Okay, let’s end with this: What are some of the key policies that you would like to see implemented over the next four years? Now, I know we’re going to have divided government most likely, so the chance of anything getting done—if the last four years are any indication—is little. But if you had a dream set of policies that we would implement, what would they be?
Well for one, I’d like to see us get this pandemic under control because I think there is no economic recovery. We can’t even really start a conversation about economic recovery until we figure out how we’re going to get this virus in control.
And there are too many Americans whose health but also livelihoods depend on better leadership from the top. So that’s the first thing that I hope we get there on, and I think that’s such a huge opportunity for the tech and innovation community to step up to the plate and play a part in it. Because we know how vital science and scientific and tech breakthroughs are going to be in the development of treatment and the widespread accessibility of it.
So that’s a big one, but the other thing is I want us to have a set of forward-looking policies that really look at getting the economy working for more Americans. It’s a lot of the themes that you and I have spoken about today, Alex, but I think we’ve gotten the opportunity with the new administration to focus on some of these nonpartisan conversations around how we get the American economy working for more Americans.
And maybe that starts with things like student loan forgiveness and an economic stimulus and relief for families and small business owners across the country. But forward-looking, I think it’s got to be a lot more than that and really look at the breakdown of capital versus labor in this country and who has access to those two things.
And just looking at the composition of the transition team for the Biden-Harris administration and how incredibly diverse it is in gender, in race but also in thinking [and] socioeconomic background. I’m really hopeful, I think this could be one of the boldest periods of leadership on economic issues that America’s seen in a long time.
Okay, so help end the coronavirus and then think about student loan forgiveness—is there anything else that you’d be interested in pursuing?
Student loan forgiveness would be part of just a much broader-based economic reimagining. So I think that could include a host of things, including reinvestment in underprivileged communities, focusing on advancing home ownership for more parts of the country, focusing on minimum wage and what that looks like. We saw some important advances with the ballot box around those questions two weeks ago, but I think there’s more to be done under federal leadership there.
And then for tech companies out there, if there’s a few things that they could do differently, what would you recommend?

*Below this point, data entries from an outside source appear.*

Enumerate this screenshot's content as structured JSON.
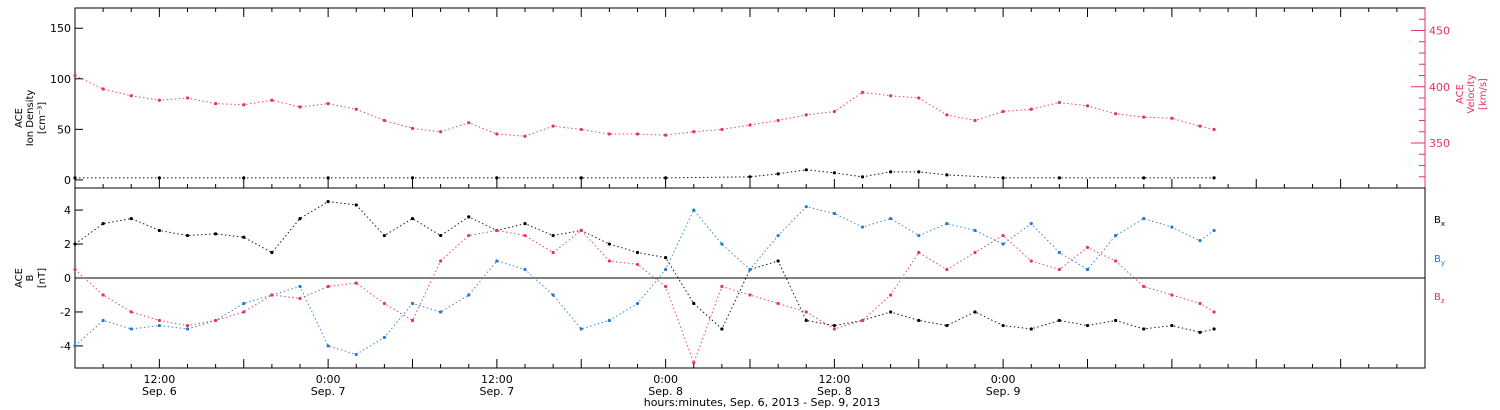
{
  "colors": {
    "density": "#000000",
    "velocity": "#e8325e",
    "bx": "#000000",
    "by": "#1f7ad6",
    "bz": "#e8325e",
    "axes": "#000000"
  },
  "chart_data": [
    {
      "type": "scatter",
      "panel": "top",
      "ylabel": [
        "ACE",
        "Ion Density",
        "[cm⁻³]"
      ],
      "ylim": [
        -8,
        170
      ],
      "yticks": [
        0,
        50,
        100,
        150
      ],
      "y2label": [
        "ACE",
        "Velocity",
        "[km/s]"
      ],
      "y2lim": [
        310,
        470
      ],
      "y2ticks": [
        350,
        400,
        450
      ],
      "grid": false,
      "series": [
        {
          "name": "",
          "axis": "left",
          "color_key": "density",
          "x": [
            0,
            6,
            12,
            18,
            24,
            30,
            36,
            42,
            48,
            50,
            52,
            54,
            56,
            58,
            60,
            62,
            66,
            70,
            76,
            81
          ],
          "y": [
            2,
            2,
            2,
            2,
            2,
            2,
            2,
            2,
            3,
            6,
            10,
            7,
            3,
            8,
            8,
            5,
            2,
            2,
            2,
            2
          ]
        },
        {
          "name": "",
          "axis": "right",
          "color_key": "velocity",
          "x": [
            0,
            2,
            4,
            6,
            8,
            10,
            12,
            14,
            16,
            18,
            20,
            22,
            24,
            26,
            28,
            30,
            32,
            34,
            36,
            38,
            40,
            42,
            44,
            46,
            48,
            50,
            52,
            54,
            56,
            58,
            60,
            62,
            64,
            66,
            68,
            70,
            72,
            74,
            76,
            78,
            80,
            81
          ],
          "y": [
            410,
            398,
            392,
            388,
            390,
            385,
            384,
            388,
            382,
            385,
            380,
            370,
            363,
            360,
            368,
            358,
            356,
            365,
            362,
            358,
            358,
            357,
            360,
            362,
            366,
            370,
            375,
            378,
            395,
            392,
            390,
            375,
            370,
            378,
            380,
            386,
            383,
            376,
            373,
            372,
            365,
            362
          ]
        }
      ]
    },
    {
      "type": "scatter",
      "panel": "bottom",
      "ylabel": [
        "ACE",
        "B",
        "[nT]"
      ],
      "ylim": [
        -5.3,
        5.3
      ],
      "yticks": [
        -4,
        -2,
        0,
        2,
        4
      ],
      "xlabel": "hours:minutes, Sep.  6, 2013 - Sep.  9, 2013",
      "xlim": [
        0,
        96
      ],
      "xticks": [
        {
          "x": 6,
          "time": "12:00",
          "date": "Sep. 6"
        },
        {
          "x": 18,
          "time": "0:00",
          "date": "Sep. 7"
        },
        {
          "x": 30,
          "time": "12:00",
          "date": "Sep. 7"
        },
        {
          "x": 42,
          "time": "0:00",
          "date": "Sep. 8"
        },
        {
          "x": 54,
          "time": "12:00",
          "date": "Sep. 8"
        },
        {
          "x": 66,
          "time": "0:00",
          "date": "Sep. 9"
        }
      ],
      "series": [
        {
          "name": "Bx",
          "color_key": "bx",
          "x": [
            0,
            2,
            4,
            6,
            8,
            10,
            12,
            14,
            16,
            18,
            20,
            22,
            24,
            26,
            28,
            30,
            32,
            34,
            36,
            38,
            40,
            42,
            44,
            46,
            48,
            50,
            52,
            54,
            56,
            58,
            60,
            62,
            64,
            66,
            68,
            70,
            72,
            74,
            76,
            78,
            80,
            81
          ],
          "y": [
            2,
            3.2,
            3.5,
            2.8,
            2.5,
            2.6,
            2.4,
            1.5,
            3.5,
            4.5,
            4.3,
            2.5,
            3.5,
            2.5,
            3.6,
            2.8,
            3.2,
            2.5,
            2.8,
            2,
            1.5,
            1.2,
            -1.5,
            -3,
            0.5,
            1,
            -2.5,
            -2.8,
            -2.5,
            -2,
            -2.5,
            -2.8,
            -2,
            -2.8,
            -3,
            -2.5,
            -2.8,
            -2.5,
            -3,
            -2.8,
            -3.2,
            -3
          ]
        },
        {
          "name": "By",
          "color_key": "by",
          "x": [
            0,
            2,
            4,
            6,
            8,
            10,
            12,
            14,
            16,
            18,
            20,
            22,
            24,
            26,
            28,
            30,
            32,
            34,
            36,
            38,
            40,
            42,
            44,
            46,
            48,
            50,
            52,
            54,
            56,
            58,
            60,
            62,
            64,
            66,
            68,
            70,
            72,
            74,
            76,
            78,
            80,
            81
          ],
          "y": [
            -4,
            -2.5,
            -3,
            -2.8,
            -3,
            -2.5,
            -1.5,
            -1,
            -0.5,
            -4,
            -4.5,
            -3.5,
            -1.5,
            -2,
            -1,
            1,
            0.5,
            -1,
            -3,
            -2.5,
            -1.5,
            0.5,
            4,
            2,
            0.5,
            2.5,
            4.2,
            3.8,
            3,
            3.5,
            2.5,
            3.2,
            2.8,
            2,
            3.2,
            1.5,
            0.5,
            2.5,
            3.5,
            3,
            2.2,
            2.8
          ]
        },
        {
          "name": "Bz",
          "color_key": "bz",
          "x": [
            0,
            2,
            4,
            6,
            8,
            10,
            12,
            14,
            16,
            18,
            20,
            22,
            24,
            26,
            28,
            30,
            32,
            34,
            36,
            38,
            40,
            42,
            44,
            46,
            48,
            50,
            52,
            54,
            56,
            58,
            60,
            62,
            64,
            66,
            68,
            70,
            72,
            74,
            76,
            78,
            80,
            81
          ],
          "y": [
            0.5,
            -1,
            -2,
            -2.5,
            -2.8,
            -2.5,
            -2,
            -1,
            -1.2,
            -0.5,
            -0.3,
            -1.5,
            -2.5,
            1,
            2.5,
            2.8,
            2.5,
            1.5,
            2.8,
            1,
            0.8,
            -0.5,
            -5,
            -0.5,
            -1,
            -1.5,
            -2,
            -3,
            -2.5,
            -1,
            1.5,
            0.5,
            1.5,
            2.5,
            1,
            0.5,
            1.8,
            1,
            -0.5,
            -1,
            -1.5,
            -2
          ]
        }
      ]
    }
  ],
  "labels": {
    "bx": {
      "main": "B",
      "sub": "x"
    },
    "by": {
      "main": "B",
      "sub": "y"
    },
    "bz": {
      "main": "B",
      "sub": "z"
    }
  }
}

Focus on their core products and platforms and ask those hard questions about how their products and platforms are supporting or undermining democracy, and who they’re working for and why, and how we ensure that they work for more people. That’s a big part of it. And then the second is to look internally because it’s not just what our companies build, it’s also how we build them.
So these conversations that we’ve been having for a while around the diversity, or apparent lack thereof in our boardrooms, in our management teams, and our employee bases, it’s a really important moment to be asking those questions.
These are the things that we have control over—what we build and how we build it—so I’d love to see more of us asking these kinds of hard questions and pushing ourselves to choose between right and wrong. Get in there, and get uncomfortable.